Anyway back to the brilliant Third Reich tour.  Easily the best aspect of the tour was our guide.  Louis was a ranting, energetic, interesting, knowledgeable and funny Englishman.  What more do you want from your guide on a tour?  He had studied German history (particularly world war 2) in Manchester and had moved to Berlin as a result of his interest and is currently completing a Masters about Nazi Germany.  This guy had a passion for the subject.  This guy knew his stuff.  This guy was even a good guide at organising the group, keeping people moving and balanced out the discussion throughout.  This guy was great.  I am sure the topic and walk itself would make it a 7 or 8 out of 10 tour anytime in my eyes but with Louis this was the only 10 out of 10 tour I have done.


So what did the tour cover.  Well for starters we learnt (and although there were no footnotes and references I trust Louis when he knows as much as he did) that the Hitler had one testicle myth has actually been proven in the last few weeks as a world war one injury report has been discovered that confirms he had to have one removed.  Now that’s a good start to the tour.  As we walked around Louis went on to explain why the Nazis started fighting the Russians (something I never knew), the details of the Russian liberation of  Berlin (something I knew little about particularly the tactics used as well as the well supported allegations of rape and other offences committed by the russian soldiers),  Goebbels horrific last few days where he and his wife murdered their six children, how the soldiers at the end of the War had been under 12 years of efficient and extensive propaganda by the end of the war(which is quite a bit for a 21 year old soldier fighting on the front lines) and much more all before the break.

After the break at a local kebab place we were walked through the topography of terror but Louis made sure to not cover details explained on the displays for people who have been or wanted to go, walked us through the jewish district and also discussed the allied “crimes” of  world war two (The bombing of Dresden) ensuring that we had some perspective as well as explaining the Neo Nazi situation.  It was a full on tour where even I (as someone who has a greater than normal knowledge of and interest in the topic) learnt a LOT of stuff.  My brain may now be full haha.

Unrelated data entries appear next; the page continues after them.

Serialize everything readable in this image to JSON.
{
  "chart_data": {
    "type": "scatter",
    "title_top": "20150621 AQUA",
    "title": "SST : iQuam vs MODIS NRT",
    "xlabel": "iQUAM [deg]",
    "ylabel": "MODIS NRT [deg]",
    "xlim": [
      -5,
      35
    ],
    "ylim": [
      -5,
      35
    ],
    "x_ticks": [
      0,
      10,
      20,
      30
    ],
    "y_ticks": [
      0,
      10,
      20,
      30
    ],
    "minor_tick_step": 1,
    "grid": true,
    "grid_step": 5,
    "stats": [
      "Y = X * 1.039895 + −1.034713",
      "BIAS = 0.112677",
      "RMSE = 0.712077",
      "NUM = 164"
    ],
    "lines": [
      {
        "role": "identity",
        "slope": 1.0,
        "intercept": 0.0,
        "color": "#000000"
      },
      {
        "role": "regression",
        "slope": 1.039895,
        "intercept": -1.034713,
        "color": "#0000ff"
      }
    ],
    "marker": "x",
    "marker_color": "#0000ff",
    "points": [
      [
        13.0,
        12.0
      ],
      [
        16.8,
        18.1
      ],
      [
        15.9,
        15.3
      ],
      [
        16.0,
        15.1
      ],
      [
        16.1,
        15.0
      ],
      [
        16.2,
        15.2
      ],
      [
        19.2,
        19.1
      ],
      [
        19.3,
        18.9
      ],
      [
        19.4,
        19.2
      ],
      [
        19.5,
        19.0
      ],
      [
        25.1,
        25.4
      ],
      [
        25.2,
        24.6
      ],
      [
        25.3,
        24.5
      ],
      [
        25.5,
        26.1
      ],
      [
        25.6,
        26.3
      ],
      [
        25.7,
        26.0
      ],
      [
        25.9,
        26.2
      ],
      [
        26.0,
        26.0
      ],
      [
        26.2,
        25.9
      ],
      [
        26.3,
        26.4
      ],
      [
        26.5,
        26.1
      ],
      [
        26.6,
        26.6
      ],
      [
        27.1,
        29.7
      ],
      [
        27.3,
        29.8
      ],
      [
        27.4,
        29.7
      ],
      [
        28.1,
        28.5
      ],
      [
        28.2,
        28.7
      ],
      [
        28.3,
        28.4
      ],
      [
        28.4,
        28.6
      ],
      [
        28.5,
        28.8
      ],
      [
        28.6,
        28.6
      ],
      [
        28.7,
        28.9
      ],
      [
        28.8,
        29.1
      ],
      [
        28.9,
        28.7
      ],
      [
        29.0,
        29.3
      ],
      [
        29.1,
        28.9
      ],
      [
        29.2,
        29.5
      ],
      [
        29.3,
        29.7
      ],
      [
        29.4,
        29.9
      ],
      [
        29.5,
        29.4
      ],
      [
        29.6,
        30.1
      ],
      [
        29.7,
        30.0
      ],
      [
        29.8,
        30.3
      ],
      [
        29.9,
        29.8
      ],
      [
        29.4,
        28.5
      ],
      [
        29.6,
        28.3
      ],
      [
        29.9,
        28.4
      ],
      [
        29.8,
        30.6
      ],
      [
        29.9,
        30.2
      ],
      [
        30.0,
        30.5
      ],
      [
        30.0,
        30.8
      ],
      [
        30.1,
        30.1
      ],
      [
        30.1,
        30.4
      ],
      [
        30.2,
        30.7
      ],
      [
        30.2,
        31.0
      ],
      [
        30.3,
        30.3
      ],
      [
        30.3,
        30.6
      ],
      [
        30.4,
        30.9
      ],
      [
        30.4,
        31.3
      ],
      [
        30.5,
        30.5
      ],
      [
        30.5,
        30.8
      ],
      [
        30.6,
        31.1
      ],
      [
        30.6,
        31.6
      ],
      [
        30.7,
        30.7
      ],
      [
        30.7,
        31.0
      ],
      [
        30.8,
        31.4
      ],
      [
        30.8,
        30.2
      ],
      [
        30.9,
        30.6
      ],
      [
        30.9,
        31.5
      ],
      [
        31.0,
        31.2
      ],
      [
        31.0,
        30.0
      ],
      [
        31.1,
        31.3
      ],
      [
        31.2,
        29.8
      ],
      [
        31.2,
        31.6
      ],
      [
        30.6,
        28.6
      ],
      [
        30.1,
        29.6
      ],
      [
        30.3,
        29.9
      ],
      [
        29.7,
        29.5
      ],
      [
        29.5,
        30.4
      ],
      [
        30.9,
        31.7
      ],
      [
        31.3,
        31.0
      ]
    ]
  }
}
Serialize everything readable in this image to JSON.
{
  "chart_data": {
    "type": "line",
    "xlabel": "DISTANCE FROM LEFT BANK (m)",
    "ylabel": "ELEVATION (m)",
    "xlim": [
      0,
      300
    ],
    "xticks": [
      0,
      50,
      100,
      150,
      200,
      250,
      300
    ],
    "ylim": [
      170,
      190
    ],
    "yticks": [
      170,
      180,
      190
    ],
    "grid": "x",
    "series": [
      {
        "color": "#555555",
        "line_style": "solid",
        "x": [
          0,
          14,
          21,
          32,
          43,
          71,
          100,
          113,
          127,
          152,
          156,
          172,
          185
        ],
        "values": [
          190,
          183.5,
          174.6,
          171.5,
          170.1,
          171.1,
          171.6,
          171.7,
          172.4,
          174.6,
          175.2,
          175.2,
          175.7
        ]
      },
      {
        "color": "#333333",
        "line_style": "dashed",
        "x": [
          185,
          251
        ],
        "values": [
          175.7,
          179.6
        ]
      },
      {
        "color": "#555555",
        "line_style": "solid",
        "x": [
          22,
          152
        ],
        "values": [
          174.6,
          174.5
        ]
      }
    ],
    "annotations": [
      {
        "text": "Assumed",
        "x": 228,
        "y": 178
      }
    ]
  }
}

Just a side note for me,  Louis recommended the book “Inside the Third Reich” by Albert Speerand the German movie Downfall.

Now I am going to rest my tired legs.  I am really feeling the effect of 6 weeks of solid travel with tired legs and also somewhat exhausted.  As much as I can’t wait for tomorrow and the next almost two weeks of travel.  I really am looking forward to getting home, seeing friends and family and just being a bit more relaxed (ie Lazy) for a while.